Review: 9 Days and 9 Nights by Katie Cotugno

Title: 9 Days and 9 Nights
Series: 99 Days #2
Author: Katie Cotugno
Publisher: Balzer + Bray
Publication Date: May 2, 2018
Format: Hardback

Page Count: 272


The irresistible sequel to the bestselling 99 Days.

Molly Barlow isn’t that girl anymore. A business major at her college in Boston, she’s reinvented herself after everything that went down a year ago... after all the people she hurt and the family she tore apart.

Slowly, life is getting back to normal. Molly has just said “I love you” to her new boyfriend, Ian, and they are off on a romantic European vacation together, starting with scenic London. But there on a Tube platform, the past catches up to her in the form of Gabe, her ex, traveling on his own parallel vacation with new girlfriend Sadie.

After comparing itineraries, Ian ends up extending an invite for Gabe and Sadie to join them on the next leg of their trip, to Ireland. Sadie, who’s dying to go there, jumps at the prospect. And Molly and Gabe can’t bring themselves to tell the truth about who they once were to each other to their new significant others.

Now Molly has to spend nine days and nine nights with the boy she once loved, the boy whose heart she shredded, without Ian knowing. Will she make it through as new, improved Molly, or will everything that happened between her and Gabe come rushing back? (taken from

"I'm a damage doer, no matter how hard I try not to be.
Maybe everybody is, in some way."

So, when I finished 99 Days recently, I was left feeling a little... deprived. The story was entertaining, and man did that love triangle throw me for a loop, but Molly learned so little about herself. There just wasn't enough of a moral to the story to justify the bulk of her immaturity and risky behavior.

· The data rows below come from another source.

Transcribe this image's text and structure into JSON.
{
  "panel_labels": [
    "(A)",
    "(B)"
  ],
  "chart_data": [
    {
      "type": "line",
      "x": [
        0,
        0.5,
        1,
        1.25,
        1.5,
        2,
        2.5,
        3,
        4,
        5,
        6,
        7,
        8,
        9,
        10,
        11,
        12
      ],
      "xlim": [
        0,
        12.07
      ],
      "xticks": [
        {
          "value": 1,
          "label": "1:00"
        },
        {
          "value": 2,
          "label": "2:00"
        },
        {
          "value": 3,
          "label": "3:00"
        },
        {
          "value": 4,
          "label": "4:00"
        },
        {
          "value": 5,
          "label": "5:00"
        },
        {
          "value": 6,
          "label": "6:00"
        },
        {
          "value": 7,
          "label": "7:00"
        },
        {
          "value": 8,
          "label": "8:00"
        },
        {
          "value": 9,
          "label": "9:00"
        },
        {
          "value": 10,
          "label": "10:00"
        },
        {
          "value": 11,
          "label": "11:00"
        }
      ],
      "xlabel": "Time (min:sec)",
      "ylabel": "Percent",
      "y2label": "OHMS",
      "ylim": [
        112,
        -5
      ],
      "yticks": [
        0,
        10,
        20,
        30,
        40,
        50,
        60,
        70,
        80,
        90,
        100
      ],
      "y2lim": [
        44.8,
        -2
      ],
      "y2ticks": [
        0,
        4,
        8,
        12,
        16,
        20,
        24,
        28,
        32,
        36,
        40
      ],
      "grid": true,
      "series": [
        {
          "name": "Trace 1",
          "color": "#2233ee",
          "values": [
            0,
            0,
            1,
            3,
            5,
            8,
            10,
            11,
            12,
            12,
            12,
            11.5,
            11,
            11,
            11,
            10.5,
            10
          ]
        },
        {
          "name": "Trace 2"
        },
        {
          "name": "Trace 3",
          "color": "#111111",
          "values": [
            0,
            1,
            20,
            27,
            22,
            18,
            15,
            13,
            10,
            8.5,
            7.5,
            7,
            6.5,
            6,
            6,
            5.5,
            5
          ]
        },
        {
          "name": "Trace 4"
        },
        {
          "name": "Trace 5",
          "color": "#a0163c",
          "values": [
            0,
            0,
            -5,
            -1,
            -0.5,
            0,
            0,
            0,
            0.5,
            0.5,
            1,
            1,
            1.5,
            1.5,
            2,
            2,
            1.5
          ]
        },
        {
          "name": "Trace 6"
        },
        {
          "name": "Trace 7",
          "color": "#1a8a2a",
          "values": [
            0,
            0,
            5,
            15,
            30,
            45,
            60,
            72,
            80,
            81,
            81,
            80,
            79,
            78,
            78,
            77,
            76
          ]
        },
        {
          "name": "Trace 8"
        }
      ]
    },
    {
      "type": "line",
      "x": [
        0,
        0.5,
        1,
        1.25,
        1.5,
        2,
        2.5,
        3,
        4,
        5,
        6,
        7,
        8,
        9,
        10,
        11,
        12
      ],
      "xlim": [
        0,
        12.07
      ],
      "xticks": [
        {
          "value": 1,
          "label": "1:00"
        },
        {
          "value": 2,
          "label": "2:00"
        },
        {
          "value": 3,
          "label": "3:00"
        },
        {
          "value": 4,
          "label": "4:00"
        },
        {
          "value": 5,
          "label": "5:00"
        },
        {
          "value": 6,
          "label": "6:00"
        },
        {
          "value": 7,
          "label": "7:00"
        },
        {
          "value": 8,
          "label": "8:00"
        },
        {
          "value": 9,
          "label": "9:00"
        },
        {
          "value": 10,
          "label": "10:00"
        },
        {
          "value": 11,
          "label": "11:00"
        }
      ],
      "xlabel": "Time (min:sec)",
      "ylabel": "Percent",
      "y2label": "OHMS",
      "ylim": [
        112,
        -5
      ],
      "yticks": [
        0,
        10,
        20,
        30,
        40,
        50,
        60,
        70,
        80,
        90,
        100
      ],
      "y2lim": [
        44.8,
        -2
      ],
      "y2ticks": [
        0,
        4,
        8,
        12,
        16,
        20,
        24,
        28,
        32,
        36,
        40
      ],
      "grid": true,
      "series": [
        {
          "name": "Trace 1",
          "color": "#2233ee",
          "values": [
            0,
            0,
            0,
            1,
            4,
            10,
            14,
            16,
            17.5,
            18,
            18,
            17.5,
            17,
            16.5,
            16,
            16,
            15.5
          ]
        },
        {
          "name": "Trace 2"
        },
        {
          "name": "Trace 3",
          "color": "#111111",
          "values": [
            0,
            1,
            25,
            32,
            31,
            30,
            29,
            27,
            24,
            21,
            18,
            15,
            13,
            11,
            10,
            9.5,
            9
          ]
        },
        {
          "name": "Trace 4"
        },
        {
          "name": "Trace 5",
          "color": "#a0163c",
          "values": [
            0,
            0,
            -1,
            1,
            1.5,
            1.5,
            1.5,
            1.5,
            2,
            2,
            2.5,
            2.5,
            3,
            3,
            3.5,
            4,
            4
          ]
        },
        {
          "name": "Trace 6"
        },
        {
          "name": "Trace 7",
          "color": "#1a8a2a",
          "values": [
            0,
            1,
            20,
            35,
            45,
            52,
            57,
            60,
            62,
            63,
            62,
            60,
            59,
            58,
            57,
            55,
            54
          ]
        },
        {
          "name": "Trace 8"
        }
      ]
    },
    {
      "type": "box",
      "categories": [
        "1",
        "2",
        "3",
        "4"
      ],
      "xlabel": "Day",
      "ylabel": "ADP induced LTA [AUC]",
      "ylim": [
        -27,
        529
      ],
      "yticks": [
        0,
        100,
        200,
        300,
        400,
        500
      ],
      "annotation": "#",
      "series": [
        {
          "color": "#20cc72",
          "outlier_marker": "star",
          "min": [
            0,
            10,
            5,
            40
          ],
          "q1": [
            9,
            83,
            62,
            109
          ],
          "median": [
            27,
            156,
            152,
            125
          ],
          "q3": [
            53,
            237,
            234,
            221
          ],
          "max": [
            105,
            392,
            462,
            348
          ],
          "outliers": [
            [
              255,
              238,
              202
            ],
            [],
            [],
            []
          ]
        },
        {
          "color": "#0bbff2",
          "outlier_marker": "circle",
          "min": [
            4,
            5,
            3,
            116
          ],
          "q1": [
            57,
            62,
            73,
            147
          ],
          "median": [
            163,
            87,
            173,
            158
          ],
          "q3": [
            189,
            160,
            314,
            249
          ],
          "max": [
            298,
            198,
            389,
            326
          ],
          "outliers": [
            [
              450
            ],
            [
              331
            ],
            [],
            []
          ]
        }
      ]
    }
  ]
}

Thankfully, that probably was remedied in 9 Days and 9 Nights. This is the new and improved version of Molly's emotional journey. Not only is it set in Europe, but it's also a more developed, deep story.

The circumstances of the story are certainly outrageous. I mean, who runs into the ex-boyfriend from the States in London? But still, I was highly impressed by Cotugno's efforts to make Molly an authentic character who actually learns and grows. Goodbye old, go-with-the-flow Molly and hello to a girl who's been through sh*t and is willing to become a better person because of it.

Oh, and don't worry: there's still a hefty dose of romantic tension and relationship drama, so you won't be bored as Molly and her crew traipse around London, Ireland, and Paris.

As usual, this review is purely me rambling about my unfounded opinions, but if you take one thing from it, let it be this: I think that 9 Days and 9 Nights finally tapped into the emotional journey that I wanted to see in the first book, and for that, I'm proud of Cotugno and her sequel.